Monday, July 6, 2020

Cremation is a widely popular last rite used in all parts of the world following someone's passing. For some, the idea their ashes will still be in the world is comforting. Some go to great lengths to ensure their ashes are commemorated properly. 

If one of your loved ones plans to be cremated, you might want to know more about the process. So, how does creation work? This article will provide a step-by-step guide to the cremation process

Cremation Procedure 

Cremation is often decided by a prior arrangement by the deceased. The first step for knowing if someone is to be cremated or buried is to check if they had a will. While this is not legally binding in every state, it is a way to make sure you are honoring the wishes of your loved one. 

If the deceased did not have a Will, the decision is now up to the family.

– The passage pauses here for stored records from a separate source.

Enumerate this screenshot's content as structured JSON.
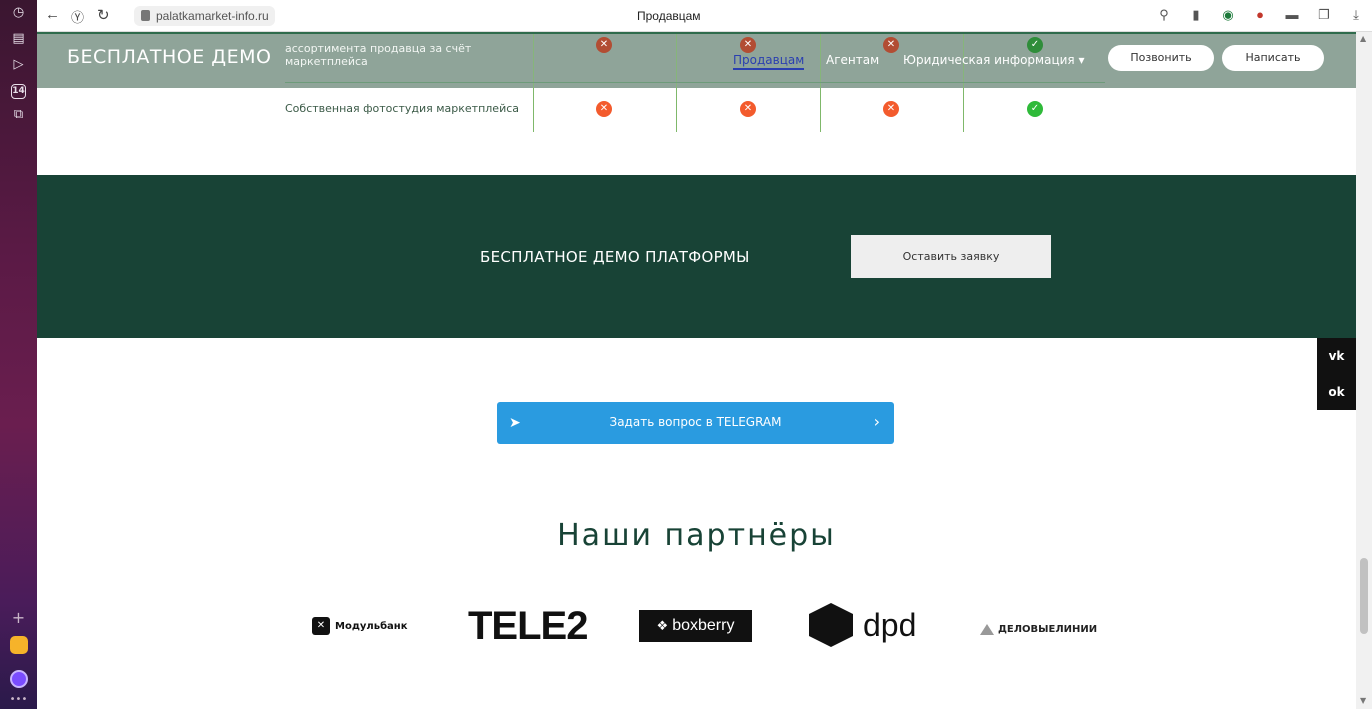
{
  "browser": {
    "url": "palatkamarket-info.ru",
    "tab_title": "Продавцам"
  },
  "header": {
    "logo": "БЕСПЛАТНОЕ ДЕМО",
    "row_text": "ассортимента продавца за счёт маркетплейса",
    "nav": [
      "Продавцам",
      "Агентам",
      "Юридическая информация ▾"
    ],
    "call_button": "Позвонить",
    "write_button": "Написать"
  },
  "table": {
    "row_label": "Собственная фотостудия маркетплейса",
    "values": [
      "no",
      "no",
      "no",
      "yes"
    ]
  },
  "demo": {
    "title": "БЕСПЛАТНОЕ ДЕМО ПЛАТФОРМЫ",
    "button": "Оставить заявку"
  },
  "social": [
    "vk",
    "ok"
  ],
  "telegram": {
    "label": "Задать вопрос в TELEGRAM"
  },
  "partners": {
    "title": "Наши партнёры",
    "logos": [
      "Модульбанк",
      "TELE2",
      "boxberry",
      "dpd",
      "ДЕЛОВЫЕЛИНИИ"
    ]
  }
}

The deceased must be properly identified before any steps are taken. Crematories or funeral homes should request permission for cremation and make sure the body is identified. Depending on your location, you may need to wait a short amount of time while the cremation is legally approved

After permission is granted to move on with the cremation, the body is typically washed and dressed. Any medical devices like pacemakers are removed before the cremation as they have the potential to explode in the chamber. Once they are identified and ready, their body is placed in a simple wooden or cardboard casket. 

The body is then moved to the cremation chamber, also known as a retort. Some funeral homes allow family members to be present for this step and watch the process.  

How Does Cremation Work? 

Once the body is placed in the retort, the doors are closed and the chamber is heated by a column of flames to a temperature between 1,400-1,800 degrees Fahrenheit. The extreme temperature work to dry the body and calcify the bones. 

Once the heat is ready to be shut off, the remains must cool down in the retort before they are removed. A technician will remove the remains from the retort. Any medical implants are removed. At this stage, the remains do not yet look like "ashes". 

The remains from the retort are brought to a device called a cremulator which breaks down larger fragments into a fine ash. The ashes are then transferred to an urn for the family to take home or placed in a columbarium. 

This process from start to finish takes a few hours. The time varies depending on multiple factors such as height and weight as well as the type of casket used. 


Part of arranging a cremation also includes the cost. The cost for cremation, as of 2019, averaged about $360. This does not include other fees such as processing, witness fees, and delivery fees, should you need it. 

Understanding Your Options 

We hope we've answered your question about how does cremation work. Understanding the process helps make the topic seem to approach to talk to with family members or simply less daunting.